Courtesy of the Lincolnshire branch of the Young Historian Scheme, a member of the Historical Re-enactment Workshop will be bringing 'life in a seventeenth-century kitchen' to Gainsborough Old Hall as part of this year's activities for the Scheme's History Day. The event to take place on November 5th will be one of many to be staged across the country in an attempt to stimulate children to take an interest in their local past.
Helen Abbotts, who normally works as part of a team of people who inhabit country houses for a day, will on this occasion be doing the job on her own, re-incarnated as a seventeenth-century house-keeper. Making use of children from schools from all over Lincolnshire, she will go about her duties centring around the kitchen. Part of the end result will be some of the children serving all the other pupils a meal. The idea is to give them a taste of history – though it is not yet certain whether they will be serving real food or plastic imitations! It depends on the logistics.

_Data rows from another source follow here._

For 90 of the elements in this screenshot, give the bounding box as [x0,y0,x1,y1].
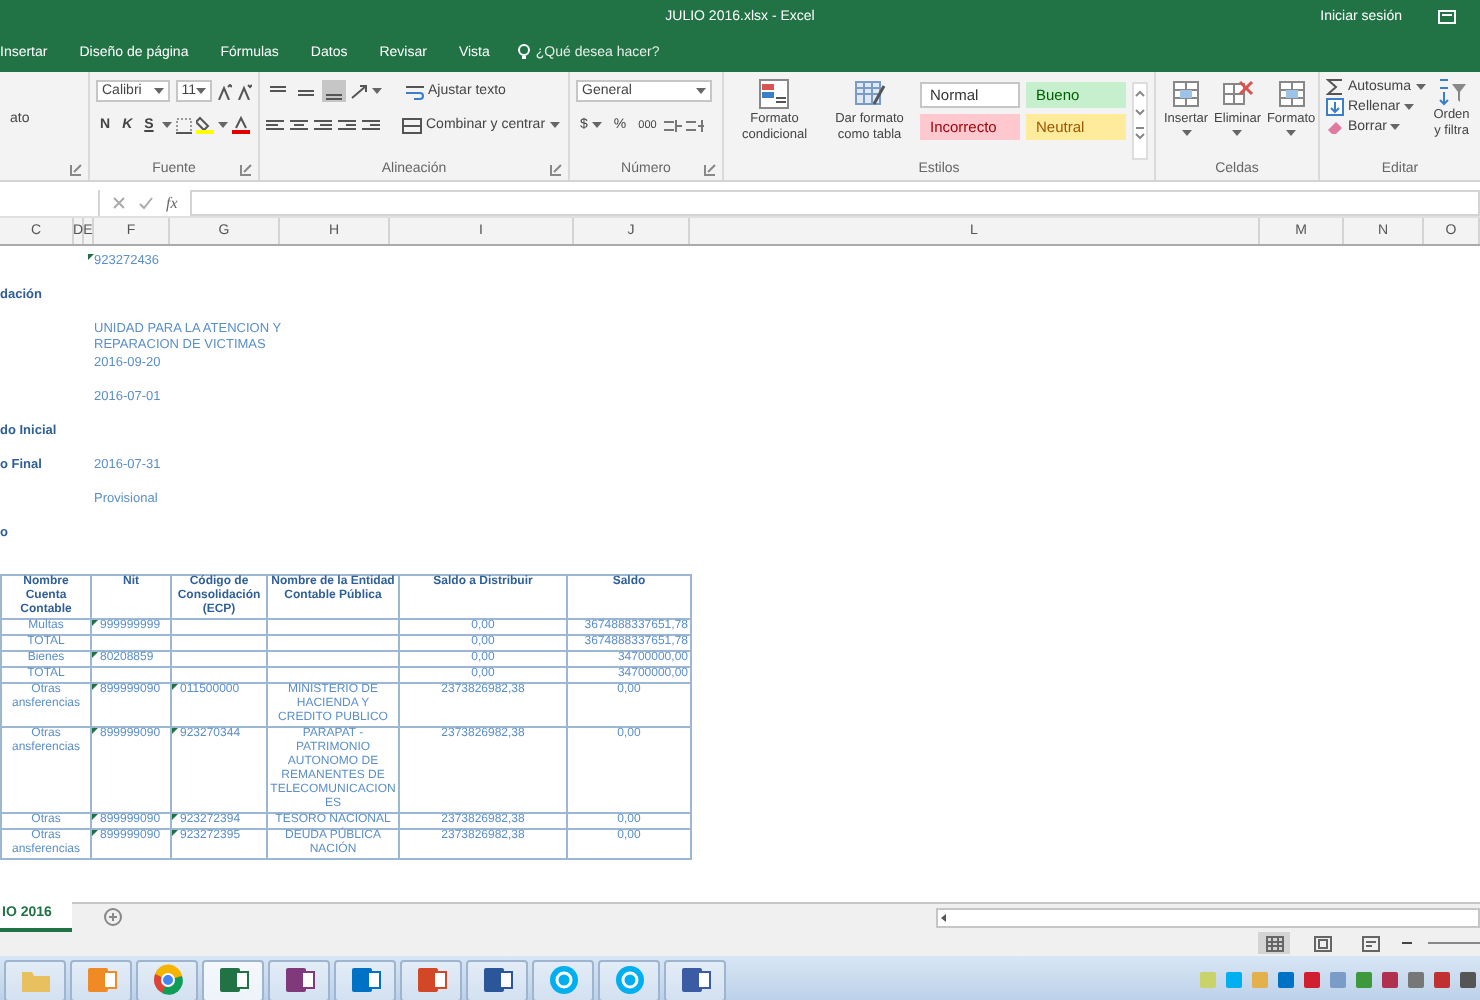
font-color-icon[interactable] [231,116,250,134]
caret-icon [591,122,602,128]
ribbon-display-icon[interactable] [1438,9,1456,23]
caret-icon [217,122,228,128]
error-indicator-icon [172,830,178,836]
taskbar-button[interactable] [268,959,330,1000]
cells-grid-icon [1170,78,1203,110]
decrease-indent-button[interactable] [338,114,358,136]
dialog-launcher-icon[interactable] [704,164,716,176]
media-player-icon [85,964,117,996]
chat-app-icon [613,964,645,996]
fill-down-icon [1326,98,1344,116]
error-indicator-icon [92,620,98,626]
error-indicator-icon [92,830,98,836]
lightbulb-icon [517,44,530,60]
document-app-icon [481,964,513,996]
merge-cells-icon [402,117,422,133]
cells-grid-icon [1221,78,1254,110]
dialog-launcher-icon[interactable] [240,164,252,176]
spreadsheet-app-icon [217,964,249,996]
error-indicator-icon [88,254,94,260]
scroll-left-icon[interactable] [938,911,950,923]
presentation-app-icon [415,964,447,996]
dialog-launcher-icon[interactable] [550,164,562,176]
notebook-app-icon [283,964,315,996]
caret-icon [1415,84,1426,90]
error-indicator-icon [172,684,178,690]
browser-icon [151,964,183,996]
add-sheet-icon[interactable] [103,908,122,926]
borders-icon[interactable] [175,117,192,133]
error-indicator-icon [92,728,98,734]
taskbar-button[interactable] [334,959,396,1000]
increase-indent-icon [362,117,382,133]
caret-icon [372,88,382,94]
checkmark-icon[interactable] [138,195,154,209]
formula-input-field[interactable] [189,189,1480,215]
conditional-format-icon [758,78,791,110]
error-indicator-icon [172,814,178,820]
font-grow-icon[interactable] [218,83,232,99]
grid-icon [1265,935,1283,951]
mail-app-icon [349,964,381,996]
wrap-text-icon [406,83,424,99]
dialog-launcher-icon[interactable] [70,164,82,176]
text-orientation-icon[interactable] [350,83,368,99]
caret-icon [696,88,706,94]
decrease-indent-icon [338,117,358,133]
taskbar-button[interactable] [400,959,462,1000]
caret-icon [1181,129,1192,135]
increase-decimal-icon[interactable] [664,117,683,133]
table-brush-icon [853,78,886,110]
caret-icon [1390,124,1401,130]
align-right-icon [314,117,334,133]
insert-function-button[interactable]: fx [166,193,178,211]
sigma-icon [1326,78,1344,96]
gallery-more-icon[interactable] [1134,124,1146,142]
caret-icon [1286,129,1297,135]
caret-icon [196,88,206,94]
caret-icon [549,122,560,128]
decrease-decimal-icon[interactable] [686,117,705,133]
align-center-icon [290,117,310,133]
error-indicator-icon [172,728,178,734]
align-left-icon [266,117,286,133]
increase-indent-button[interactable] [362,114,382,136]
bottom-align-button[interactable] [322,80,346,102]
align-left-button[interactable] [266,114,286,136]
horizontal-scrollbar[interactable] [936,907,1480,927]
error-indicator-icon [92,684,98,690]
taskbar-button[interactable] [664,959,726,1000]
error-indicator-icon [92,652,98,658]
caret-icon [161,122,172,128]
normal-view-button[interactable] [1258,932,1290,954]
page-layout-icon [1313,935,1331,951]
caret-icon [153,88,164,94]
font-shrink-icon[interactable] [238,83,252,99]
align-center-button[interactable] [290,114,310,136]
cells-grid-icon [1275,78,1308,110]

In addition, there will be the opportunity to study at first hand the architecture of the hall – a late medieval construction, largely timber-framed with a brick tower. The west-wing has been re-opened with a display that interprets the building. And there are plans to have a 'building trail' operational, whereby the children can follow a route around the house taking note of its various features.
The day represents the culmination of a host of activities that have taken place over the past twelve months in Lincolnshire. Dr Tim Lomas, the local education inspector for history, has been very supportive of the Young Historian Scheme. He points out that the county has the largest number of schools participating in any one area.